09Is VKTX or CGON or MRK or CRL or IQV better for a retirement portfolio?
For long-horizon retirement investors, Merck & Co.
, Inc. (MRK) is the stronger choice — it scores higher on the combination of lower volatility, dividend reliability, and long-term compounding (low volatility (β 0. 48), 2. 9% yield, +166. 5% 10Y return). Viking Therapeutics, Inc. (VKTX) carries a higher beta of 1. 61 — meaning larger drawdowns in market downturns, which matters significantly when you cannot wait years for a recovery. Both have compounded well over 10 years (MRK: +166. 5%, VKTX: +25. 8%), confirming both are viable long-term holds — but the lower-volatility option typically results in less emotional selling during corrections. Retirement portfolios generally favour predictability over maximum returns. Consult a financial advisor before making allocation decisions.
10What are the main differences between VKTX and CGON and MRK and CRL and IQV?

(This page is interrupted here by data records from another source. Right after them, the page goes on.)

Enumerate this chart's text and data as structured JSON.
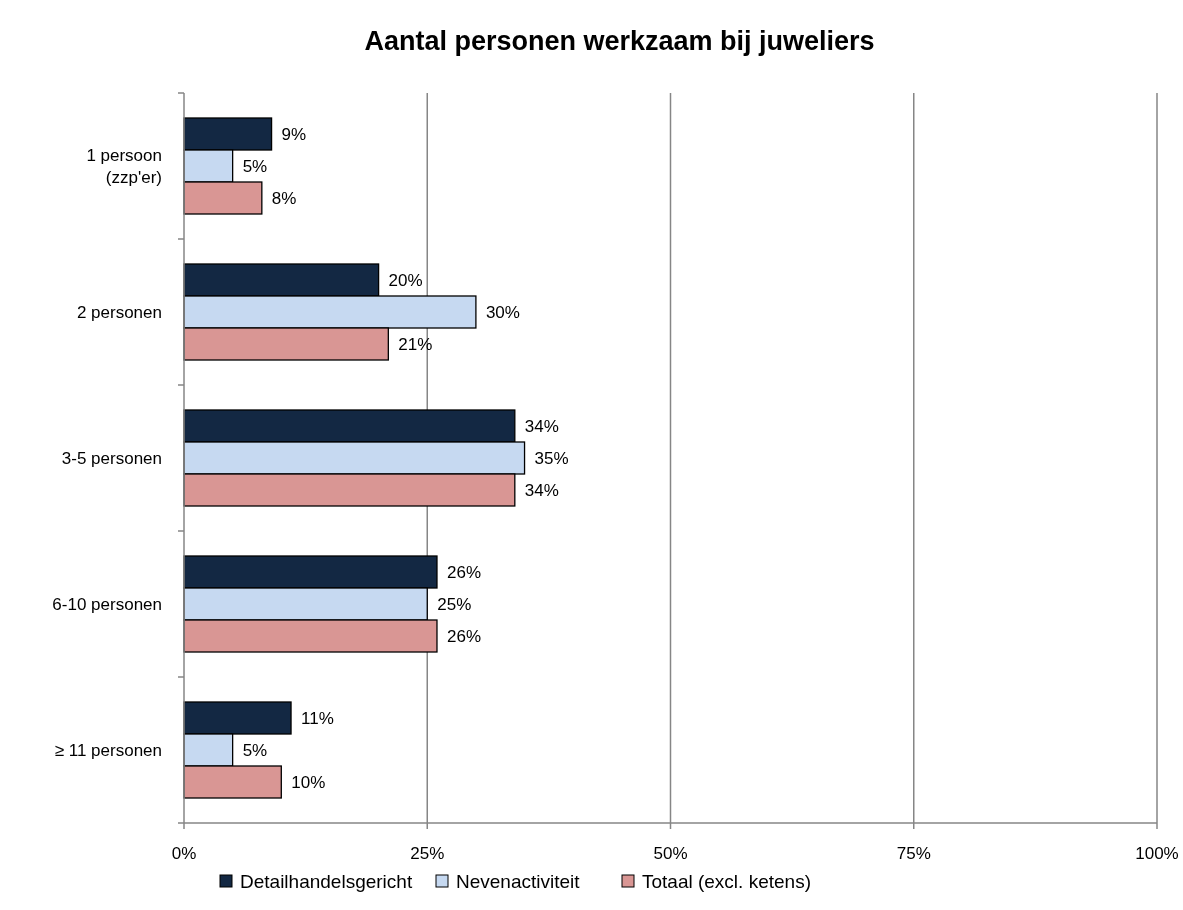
{
  "chart_data": {
    "type": "bar",
    "orientation": "horizontal",
    "title": "Aantal personen werkzaam bij juweliers",
    "categories": [
      "1 persoon\n(zzp'er)",
      "2 personen",
      "3-5 personen",
      "6-10 personen",
      "≥ 11 personen"
    ],
    "series": [
      {
        "name": "Detailhandelsgericht",
        "color": "#132843",
        "values": [
          9,
          20,
          34,
          26,
          11
        ],
        "value_labels": [
          "9%",
          "20%",
          "34%",
          "26%",
          "11%"
        ]
      },
      {
        "name": "Nevenactiviteit",
        "color": "#c6d9f1",
        "values": [
          5,
          30,
          35,
          25,
          5
        ],
        "value_labels": [
          "5%",
          "30%",
          "35%",
          "25%",
          "5%"
        ]
      },
      {
        "name": "Totaal (excl. ketens)",
        "color": "#d99694",
        "values": [
          8,
          21,
          34,
          26,
          10
        ],
        "value_labels": [
          "8%",
          "21%",
          "34%",
          "26%",
          "10%"
        ]
      }
    ],
    "xlim": [
      0,
      100
    ],
    "xticks": [
      {
        "value": 0,
        "label": "0%"
      },
      {
        "value": 25,
        "label": "25%"
      },
      {
        "value": 50,
        "label": "50%"
      },
      {
        "value": 75,
        "label": "75%"
      },
      {
        "value": 100,
        "label": "100%"
      }
    ],
    "grid": "x",
    "legend": "bottom"
  }
}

Both stocks operate in the Healthcare sector, making this a peer-level intra-sector comparison — the same macro tailwinds and headwinds will affect both.
In terms of investment character: VKTX is a small-cap quality compounder stock; CGON is a small-cap high-growth stock; MRK is a large-cap deep-value stock; CRL is a small-cap quality compounder stock; IQV is a mid-cap quality compounder stock. MRK pays a dividend while VKTX, CGON, CRL, IQV do not, making them suitable for different income and tax situations. These fundamental differences mean investors should not choose between them on a single metric — the "better stock" depends entirely on which of these characteristics aligns with your investment strategy.